Related Article: The US Has a Vacation Problem: Here's Why We Should Fix It
4. Reporting Process Expectations
Effective communication is one of the foundational principles of successful remote work. Part of facilitating good communication among remote teams involves implementing practical and engaging reporting processes that ensure executives, managers and the teams they oversee maintain two-way dialogue, workflows and feedback methods.
Learning Opportunities
Enabling these strategies within remote organizations is aided by business communication platforms, customer relationship management (CRM) technologies, videoconferencing, and project management software like Slack, Basecamp, Weekly10, Asana, Microsoft Teams and Zoom. Within your remote job postings, specify which software hirees will be required to use, and if prior experience with those tools and applications is a required or preferred qualification.
Related Article: What Managers Can Learn From the Basecamp Fiasco
5. Salary and Benefits Information
Including salary and benefits information in a remote job posting seems like an obvious addition, but there is still debate among employers about whether these details are truly necessary. Although some employers believe that divulging this information weakens their negotiation power during the hiring process, there is evidence indicating that adding salary and benefits information to a job ad is a boon for recruitment. Statistically, salary and benefits are the top two factors job seekers search for in job postings, according to a Glassdoor survey.

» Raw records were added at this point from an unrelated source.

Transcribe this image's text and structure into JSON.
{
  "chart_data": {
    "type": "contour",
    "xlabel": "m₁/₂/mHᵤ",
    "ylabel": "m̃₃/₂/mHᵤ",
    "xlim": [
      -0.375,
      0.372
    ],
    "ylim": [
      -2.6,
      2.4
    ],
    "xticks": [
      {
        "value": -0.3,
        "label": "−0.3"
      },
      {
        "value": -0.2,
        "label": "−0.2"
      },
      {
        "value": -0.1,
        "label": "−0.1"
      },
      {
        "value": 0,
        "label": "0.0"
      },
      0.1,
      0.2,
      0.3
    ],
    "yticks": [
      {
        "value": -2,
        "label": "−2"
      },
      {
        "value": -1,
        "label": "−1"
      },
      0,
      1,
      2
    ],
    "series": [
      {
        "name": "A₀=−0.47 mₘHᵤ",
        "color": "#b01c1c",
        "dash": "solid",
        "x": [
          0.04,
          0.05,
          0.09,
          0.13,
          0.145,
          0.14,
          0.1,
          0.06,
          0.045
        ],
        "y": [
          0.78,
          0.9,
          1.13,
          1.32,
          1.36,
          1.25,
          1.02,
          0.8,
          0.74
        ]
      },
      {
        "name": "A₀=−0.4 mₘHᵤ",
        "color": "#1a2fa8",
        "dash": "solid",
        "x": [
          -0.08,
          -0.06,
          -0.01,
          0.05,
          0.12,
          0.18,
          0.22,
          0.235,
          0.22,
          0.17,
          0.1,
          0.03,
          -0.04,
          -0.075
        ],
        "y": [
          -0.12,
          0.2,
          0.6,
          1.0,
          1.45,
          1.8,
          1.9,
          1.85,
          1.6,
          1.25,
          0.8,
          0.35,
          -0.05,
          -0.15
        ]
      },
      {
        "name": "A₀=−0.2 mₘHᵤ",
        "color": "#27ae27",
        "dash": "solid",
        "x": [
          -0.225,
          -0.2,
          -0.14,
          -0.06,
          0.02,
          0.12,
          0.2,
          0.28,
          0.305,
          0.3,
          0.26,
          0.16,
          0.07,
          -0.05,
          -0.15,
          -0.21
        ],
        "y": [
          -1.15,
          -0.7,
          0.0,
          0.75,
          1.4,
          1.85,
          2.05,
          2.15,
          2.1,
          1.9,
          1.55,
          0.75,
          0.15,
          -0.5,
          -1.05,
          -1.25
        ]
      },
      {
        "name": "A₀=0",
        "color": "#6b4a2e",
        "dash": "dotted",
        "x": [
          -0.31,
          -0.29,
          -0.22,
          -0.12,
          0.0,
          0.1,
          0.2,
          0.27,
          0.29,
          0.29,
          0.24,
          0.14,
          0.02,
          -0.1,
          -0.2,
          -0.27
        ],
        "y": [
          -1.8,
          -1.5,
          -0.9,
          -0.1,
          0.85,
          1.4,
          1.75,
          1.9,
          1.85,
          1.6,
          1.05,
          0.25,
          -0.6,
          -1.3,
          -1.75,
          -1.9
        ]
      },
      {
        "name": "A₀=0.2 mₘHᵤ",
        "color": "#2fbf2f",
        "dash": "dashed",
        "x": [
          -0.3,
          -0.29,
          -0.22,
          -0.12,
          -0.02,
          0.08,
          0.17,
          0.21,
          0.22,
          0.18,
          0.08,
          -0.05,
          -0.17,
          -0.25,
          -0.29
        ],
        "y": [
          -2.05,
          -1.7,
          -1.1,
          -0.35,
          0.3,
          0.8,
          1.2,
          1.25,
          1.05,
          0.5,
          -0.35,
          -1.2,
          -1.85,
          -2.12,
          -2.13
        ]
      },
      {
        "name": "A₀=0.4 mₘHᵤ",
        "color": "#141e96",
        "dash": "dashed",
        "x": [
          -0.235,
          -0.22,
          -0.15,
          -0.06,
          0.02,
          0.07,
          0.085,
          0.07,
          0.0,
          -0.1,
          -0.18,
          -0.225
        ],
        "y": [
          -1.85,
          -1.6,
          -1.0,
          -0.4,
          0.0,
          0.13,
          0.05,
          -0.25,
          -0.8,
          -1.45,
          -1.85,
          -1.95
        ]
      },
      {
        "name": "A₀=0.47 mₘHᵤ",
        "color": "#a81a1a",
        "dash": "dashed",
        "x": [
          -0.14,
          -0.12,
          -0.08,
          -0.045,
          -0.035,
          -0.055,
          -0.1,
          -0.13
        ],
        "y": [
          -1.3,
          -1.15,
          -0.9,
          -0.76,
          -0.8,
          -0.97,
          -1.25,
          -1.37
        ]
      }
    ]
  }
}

Conducted by The Harris Poll on behalf of Glassdoor, the survey asked more than 1,100 U.S. adults about what they consider the most highly-rated components of job postings. Glassdoor found that 67% of job seekers immediately scan job ads for wages and 63% peruse for benefits offerings. Because job seekers look first to salary and benefits information, demonstrating the value they place on transparency from potential employers, companies that include salary and benefits details in their remote job postings have a competitive advantage, which can be particularly powerful in a crowded remote job market.
This is not to say that employers must provide a precise, down-to-the-penny salary amount for their remote vacancy. Instead, the job ad can include annual salary or hourly ranges with a caveat that final compensation will be determined based on candidate qualifications.
When it comes to benefits, remote job postings should not only list typical employee benefits like healthcare coverage, retirement matching, travel reimbursement and paid time off, but also name remote-specific benefits like home office stipends, employer-provided software accounts, co-working vouchers, and wellness club memberships to promote an active lifestyle amid the often-sedentary nature of remote work.
Final Thoughts
For even experienced hiring managers and small business executives, writing remote job postings that attract the right talent for the right reasons can feel like a challenge at times, especially within a job market overflowing with vacancies and applicants. By including essential remote job posting components like a simple and searchable job title, appropriate remote work terminology, clearly defined position terms, reporting process expectations, and salary and benefits information, leaders in remote workplaces can improve the quality and traction of their remote job postings and confidently expand their distributed teams.